O Almoço em família foi muito agradável. O namoro estava dando certo e os dois faziam mil planos para o futuro, inclusive Léu havia pedido que ela projetasse uma casa para eles num terreno que recebera do pai. — Você é a melhor arquiteta que conheço, ninguém mais saberia nossos gostos e planos de futuro — falou isso e beijou-a apaixonadamente.
O tempo foi passando, os projetos dos dois se realizando, mas por alguma razão Ana deixou de procurar Léo e se esquivava quando ele o fazia. Mandava mensagens, mas nunca dizia onde estava. A casa estava abandonada e os vizinhos nada sabiam dizer. Estava desesperado, nem os patrões da mãe dela sabiam de alguma coisa.
Léo procurou a firma onde Ana trabalhava e ficou sabendo que ela estava internada em um hospital, levou um choque muito grande ao saber que ela estava com câncer e que sua mãe não saia do hospital para nada, sempre ao lado da filha.
— Porque a senhora não pediu ajuda — Léo perguntou quando entrou no quarto simples com duas pessoas doentes junto com Ana.
— Ana achou que você sofreria menos se achasse que ela o tivesse abandonado.
Ana acordou naquele momento e quando viu Léo chorou, ele a abraçou e falou que cuidaria dela, que procurariam os melhores médicos e que ela ficaria curada.
Apesar dos pais de Léo ajudarem com novos médicos os diagnósticos eram de que ela não tinha cura. Não podia acreditar, perder o amor de sua vida representava perder seu horizonte, seus planos, a vida que tinha sonhado.
Levou-a para a casa que os pais tinham a beira mar, ficou com ela todos os dias, a mãe dela acompanhou os dois e os pais de Léo não mediram esforços para que ela tivesse toda assistência possível. Ela podia ver o nascer do sol e sentir a brisa do mar todos os dias. Ana agradecia a Deus ter Léo na sua vida e procurava fazê-lo entender que deveria continuar com os seus planos quando ela partisse.

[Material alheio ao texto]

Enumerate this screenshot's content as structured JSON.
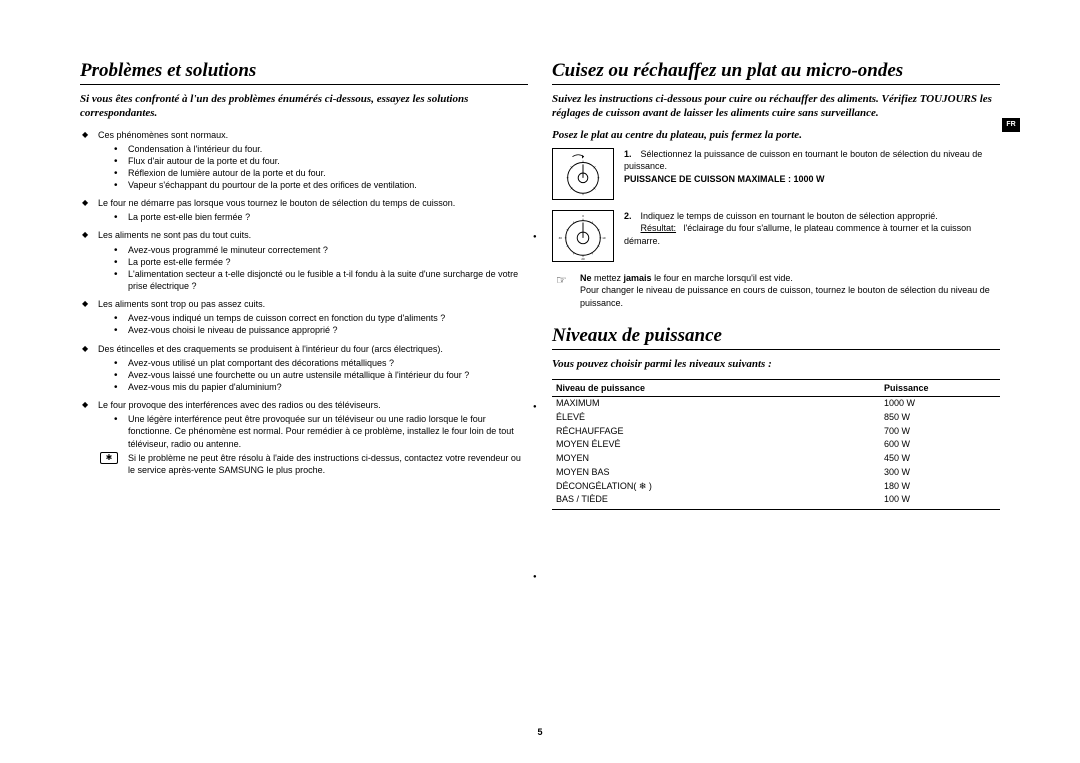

Léo, falou com o pai e procurou a firma onde Ana trabalhava. Resolveram realizar o sonho dela e investiram na construção de uma vila com casas populares, com um parque cheio de flores e verdes como ela gostava.
Ana não teve tempo para ver seu sonho realizado, mas todas pessoas daquela vila na BR-123 receberam uma casinha e puderam mudar suas vidas.
Depois de um tempo ao passar por aquele lugar, Léo viu que casas haviam sido construídas novamente, por outras pessoas sem teto, só a casa verde e Ana, tinha desaparecido. O mundo parecia cinza.